In Tennessee, local constituents confronted Republican Rep. Marsha Blackburn during a town hall meeting Tuesday, demanding answers about health care and Trump’s ties to Russia. “A lot of our questions were followed by ‘I’ll look into it,'” says Michelle Bewley, 36, who helped organize the Indivisible group in Blackburn’s district, a stretch of Middle Tennessee that includes some of Nashville’s wealthiest suburbs. “We didn’t get a lot of clear answers on any of our questions.”

Bewley is a parent, adjunct professor, volunteer and first-time political organizer. When her Indivisible group first started shortly after the election, they had a handful of members. Now, she says they have more than 400 people involved and organize multiple events a week.

“As an individual, if I’m just one person voicing my opinion, I’m not going to get heard,” she says. “But if we have 100 people voicing the same concerns, it’s gonna be heard.”

It’s too early to know if this outrage will be sustained, let alone if it can change outcomes in Congress. But it is already forcing many Republicans to recalibrate their outreach efforts.

Of the 59 Republican members of Congress targeted as vulnerable by the DCCC in 2018 elections, only 19 held any sort of constituent event this week, according to a running tally compiled by the TownHallProject. Of those, 17 were “empty chair” town halls, tele-town halls (where constituents can call in their questions) or appearances by staff instead of the elected officials.
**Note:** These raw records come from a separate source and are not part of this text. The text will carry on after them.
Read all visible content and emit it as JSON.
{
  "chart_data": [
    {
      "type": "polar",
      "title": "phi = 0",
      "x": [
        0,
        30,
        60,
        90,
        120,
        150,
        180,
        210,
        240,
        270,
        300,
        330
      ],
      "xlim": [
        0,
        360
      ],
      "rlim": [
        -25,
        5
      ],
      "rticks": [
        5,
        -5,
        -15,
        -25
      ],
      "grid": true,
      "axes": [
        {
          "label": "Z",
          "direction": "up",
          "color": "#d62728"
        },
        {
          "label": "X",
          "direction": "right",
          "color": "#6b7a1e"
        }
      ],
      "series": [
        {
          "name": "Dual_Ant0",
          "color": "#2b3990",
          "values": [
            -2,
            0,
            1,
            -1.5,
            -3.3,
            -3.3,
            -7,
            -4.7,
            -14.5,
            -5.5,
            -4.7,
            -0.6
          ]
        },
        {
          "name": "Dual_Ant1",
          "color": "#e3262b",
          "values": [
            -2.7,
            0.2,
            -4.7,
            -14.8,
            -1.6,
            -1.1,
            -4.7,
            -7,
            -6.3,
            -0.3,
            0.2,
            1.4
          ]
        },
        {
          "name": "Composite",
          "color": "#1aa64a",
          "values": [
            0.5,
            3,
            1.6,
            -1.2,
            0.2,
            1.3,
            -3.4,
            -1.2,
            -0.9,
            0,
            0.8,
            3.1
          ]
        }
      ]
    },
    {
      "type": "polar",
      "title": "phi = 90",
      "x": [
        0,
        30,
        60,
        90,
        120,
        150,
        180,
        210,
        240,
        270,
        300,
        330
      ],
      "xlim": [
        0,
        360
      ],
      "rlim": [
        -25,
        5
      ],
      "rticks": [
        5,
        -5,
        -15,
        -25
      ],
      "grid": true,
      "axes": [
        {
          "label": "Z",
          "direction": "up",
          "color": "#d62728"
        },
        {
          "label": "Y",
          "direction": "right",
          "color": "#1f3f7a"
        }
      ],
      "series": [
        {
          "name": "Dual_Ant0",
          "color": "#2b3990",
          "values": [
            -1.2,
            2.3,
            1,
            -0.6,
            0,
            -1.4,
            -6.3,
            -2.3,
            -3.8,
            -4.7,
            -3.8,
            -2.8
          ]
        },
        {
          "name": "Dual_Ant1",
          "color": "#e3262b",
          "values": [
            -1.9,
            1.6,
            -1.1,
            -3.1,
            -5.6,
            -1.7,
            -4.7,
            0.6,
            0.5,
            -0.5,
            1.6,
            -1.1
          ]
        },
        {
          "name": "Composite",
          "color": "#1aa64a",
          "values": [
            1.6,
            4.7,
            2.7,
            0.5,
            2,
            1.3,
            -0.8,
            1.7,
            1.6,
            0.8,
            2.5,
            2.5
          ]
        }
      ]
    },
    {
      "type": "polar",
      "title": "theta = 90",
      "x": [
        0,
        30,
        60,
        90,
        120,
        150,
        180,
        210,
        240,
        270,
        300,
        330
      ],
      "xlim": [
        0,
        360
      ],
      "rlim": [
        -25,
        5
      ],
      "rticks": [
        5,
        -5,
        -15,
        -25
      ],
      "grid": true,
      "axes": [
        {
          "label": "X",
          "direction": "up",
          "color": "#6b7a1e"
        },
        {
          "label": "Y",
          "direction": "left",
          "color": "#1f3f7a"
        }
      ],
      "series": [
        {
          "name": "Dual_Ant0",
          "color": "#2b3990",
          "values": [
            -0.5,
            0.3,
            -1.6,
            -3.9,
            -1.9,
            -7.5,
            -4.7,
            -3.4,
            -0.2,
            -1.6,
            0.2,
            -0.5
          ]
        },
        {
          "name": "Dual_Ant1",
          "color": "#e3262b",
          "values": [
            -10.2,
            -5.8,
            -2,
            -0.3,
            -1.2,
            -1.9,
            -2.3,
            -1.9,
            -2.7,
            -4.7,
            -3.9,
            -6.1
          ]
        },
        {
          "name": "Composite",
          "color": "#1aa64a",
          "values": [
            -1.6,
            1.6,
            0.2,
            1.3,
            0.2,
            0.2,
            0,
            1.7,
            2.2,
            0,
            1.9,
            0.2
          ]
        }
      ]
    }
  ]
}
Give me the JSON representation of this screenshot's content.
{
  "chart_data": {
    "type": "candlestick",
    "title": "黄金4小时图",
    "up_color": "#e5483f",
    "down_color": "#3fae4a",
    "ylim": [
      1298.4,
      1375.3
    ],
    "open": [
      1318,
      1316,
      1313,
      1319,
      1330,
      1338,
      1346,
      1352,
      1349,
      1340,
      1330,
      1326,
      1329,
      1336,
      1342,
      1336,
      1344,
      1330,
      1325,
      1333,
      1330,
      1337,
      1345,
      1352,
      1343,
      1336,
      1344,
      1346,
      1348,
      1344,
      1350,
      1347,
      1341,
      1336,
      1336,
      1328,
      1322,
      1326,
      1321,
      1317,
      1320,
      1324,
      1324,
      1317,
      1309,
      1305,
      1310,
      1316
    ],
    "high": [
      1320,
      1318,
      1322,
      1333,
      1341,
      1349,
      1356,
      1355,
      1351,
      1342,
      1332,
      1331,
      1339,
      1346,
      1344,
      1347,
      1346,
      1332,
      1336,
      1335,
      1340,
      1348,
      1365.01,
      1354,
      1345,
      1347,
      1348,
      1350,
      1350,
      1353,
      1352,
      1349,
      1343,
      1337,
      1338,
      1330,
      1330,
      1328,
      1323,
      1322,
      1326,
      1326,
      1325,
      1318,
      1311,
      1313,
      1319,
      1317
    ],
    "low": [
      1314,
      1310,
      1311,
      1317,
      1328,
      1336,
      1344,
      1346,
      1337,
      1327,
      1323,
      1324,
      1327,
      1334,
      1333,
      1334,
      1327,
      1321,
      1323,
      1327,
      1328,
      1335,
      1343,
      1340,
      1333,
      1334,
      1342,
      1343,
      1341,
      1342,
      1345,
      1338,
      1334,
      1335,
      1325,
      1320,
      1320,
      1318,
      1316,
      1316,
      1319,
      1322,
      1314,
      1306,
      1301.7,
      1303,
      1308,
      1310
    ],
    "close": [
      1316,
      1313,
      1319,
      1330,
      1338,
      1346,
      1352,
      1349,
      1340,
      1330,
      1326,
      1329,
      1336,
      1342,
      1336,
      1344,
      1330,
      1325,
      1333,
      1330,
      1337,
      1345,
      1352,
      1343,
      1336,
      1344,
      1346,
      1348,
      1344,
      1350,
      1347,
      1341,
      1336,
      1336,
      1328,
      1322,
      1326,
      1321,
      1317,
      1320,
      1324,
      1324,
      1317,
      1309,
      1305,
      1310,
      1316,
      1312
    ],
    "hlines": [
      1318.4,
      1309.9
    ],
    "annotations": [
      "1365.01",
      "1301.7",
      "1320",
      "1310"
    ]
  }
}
Some Republicans who did show up to meet their constituents said the confrontations turned into productive dialogue. In South Carolina, Sanford lingered to talk to constituents after a boisterous town hall meeting on Saturday. “Nobody drives out of their way to go to a town hall just to score points,” Sanford said. “Let’s get to the bottom of this.”

Sanford and Senator Rand Paul are co-sponsoring a health care replacement bill that would allow insurers to sell a wider range of policies (including some with lower premiums but limited benefits), allow citizens to sock away more money in tax-free health-care savings accounts, and allow those with pre-existing conditions to keep their coverage as long as they had continuous coverage. The bill, which was endorsed by the House Freedom Caucus earlier this month, turns up the pressure on House Republicans to repeal the ACA. But Sanford said that speaking with some of the attendees caused him to “look more deeply” at the way the bill would treat pre-existing conditions.

“There’s a degree of directness that I haven’t really seen before,” he said. “I’ve seen pieces of it, but not with such energy.”

For Republican members of Congress who rode the Tea Party wave to Washington, the local resistance movement created a sense of deja vu–but only to a point. “The energy looks familiar,” says Rep. David Brat, who toppled then-House Majority Leader Eric Cantor in the 2014 Virginia Republican primary. But there are differences. “Over half the energy from the Tea Party was against our own party leadership, and that’s not what’s going on here,” he said.

Anti-Trump protesters have also focused some attention on Democratic representatives, with hundreds gathering in front of Senate Minority Leader Chuck Schumer’s New York home to challenge him to stand up to Trump.

Come Feb. 27th, Congress will be back in session and its members shielded by the relative protection of its chambers. Those who rallied at town halls say they’ll keep working, turning their attention to other forms of organizing. The New Jersey Indivisible group convenes postcard parties to write to local representatives and hosts information sessions on immigration and gerrymandering. The Arkansas Indivisible group makes daily calls to their representatives and organizes local volunteer efforts like a trail cleanup “to show our neighbors that we’re not just those people they saw on TV, we’re actually helping our community,” says Caitlynn Moses, another first-time organizer. In Iowa, Plank and her fellow Indivisible members have been throwing fake retirement parties for Ernst.

“We’re out here,” Plank says. “You may ignore us, but we’re not going away.”